Klar ist nun auch: In so gut wie allen diesen Fällen fand tatsächlich körperliche und psychische Gewalt statt. Fast die Hälfte der Betroffenen musste auch sexualisierte Gewalt erleiden, hieß es am Mittwoch. Insgesamt wurden seither 769 Fälle in den Gremiumssitzungen der Opferschutzorganisation Weißer Ring behandelt. Für 550 Personen wurden finanzielle Unterstützungen beschlossen und für 396 Psychotherapie bewilligt (gesamt rund 25.000 Stunden, Anm.). Zuerkannt wurden bisher 17,1 Mio. Euro.

"Unfassbare, erschütternde Geschichten"

Die meisten Meldungen entfallen auf die ehemaligen Heime Wilhelminenberg (132), Eggenburg (91), Hohe Warte (86), Hütteldorf (64), die Wiener Kinderübernahmestelle (64) und Biedermannsdorf (59). Mit dem ehemaligen Heim im Schloss Wilhelminenberg beschäftigt sich auch eine eigene Kommission. In der Anstalt sollen sogar Fälle von Kinderprostitution vorgekommen sein.
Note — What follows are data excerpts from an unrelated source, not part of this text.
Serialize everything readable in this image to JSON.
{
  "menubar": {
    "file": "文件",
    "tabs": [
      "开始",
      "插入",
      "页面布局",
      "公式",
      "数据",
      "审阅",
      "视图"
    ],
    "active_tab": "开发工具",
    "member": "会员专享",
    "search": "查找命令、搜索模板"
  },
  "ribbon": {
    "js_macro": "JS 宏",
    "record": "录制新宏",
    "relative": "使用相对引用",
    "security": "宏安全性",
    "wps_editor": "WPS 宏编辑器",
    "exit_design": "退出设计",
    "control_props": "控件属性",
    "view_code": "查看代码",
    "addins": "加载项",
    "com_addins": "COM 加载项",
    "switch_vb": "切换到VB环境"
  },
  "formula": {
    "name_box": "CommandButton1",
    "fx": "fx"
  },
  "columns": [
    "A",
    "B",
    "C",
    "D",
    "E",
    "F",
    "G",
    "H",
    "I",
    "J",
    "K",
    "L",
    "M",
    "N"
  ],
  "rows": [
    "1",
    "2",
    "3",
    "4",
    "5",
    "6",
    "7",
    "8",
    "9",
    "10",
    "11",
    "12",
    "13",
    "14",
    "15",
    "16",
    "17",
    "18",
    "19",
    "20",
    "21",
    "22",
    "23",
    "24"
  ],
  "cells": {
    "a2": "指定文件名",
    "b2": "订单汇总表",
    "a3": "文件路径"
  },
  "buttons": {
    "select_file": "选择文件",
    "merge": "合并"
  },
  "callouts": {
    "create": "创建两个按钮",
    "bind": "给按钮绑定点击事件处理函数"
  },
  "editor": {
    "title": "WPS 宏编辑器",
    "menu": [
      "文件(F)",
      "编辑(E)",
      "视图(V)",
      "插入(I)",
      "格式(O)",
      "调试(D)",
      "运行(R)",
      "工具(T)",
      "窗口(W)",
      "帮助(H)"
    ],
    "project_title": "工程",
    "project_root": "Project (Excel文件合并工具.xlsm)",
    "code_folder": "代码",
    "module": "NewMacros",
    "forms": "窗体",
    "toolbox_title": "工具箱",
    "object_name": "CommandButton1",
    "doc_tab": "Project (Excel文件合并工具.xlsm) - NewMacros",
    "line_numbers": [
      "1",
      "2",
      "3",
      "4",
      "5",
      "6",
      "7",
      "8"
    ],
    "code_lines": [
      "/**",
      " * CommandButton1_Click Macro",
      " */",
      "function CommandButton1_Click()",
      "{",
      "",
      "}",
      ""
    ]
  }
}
"Es sind unfassbare, es sind erschütternde Geschichten, die man hier lesen kann", kommentierte Jugendstadtrat Oxonitsch den mehr als 500 Seiten starken Bericht. Den Opfern sei es wichtig gewesen, dass man ihre Erzählungen höre und ihnen Glauben schenke. Erlittenes Leid könne man nicht wiedergutmachen, man könne aber versuchen, zumindest ein Zeichen zu setzen, so der Stadtrat. (APA, 20.6.2012)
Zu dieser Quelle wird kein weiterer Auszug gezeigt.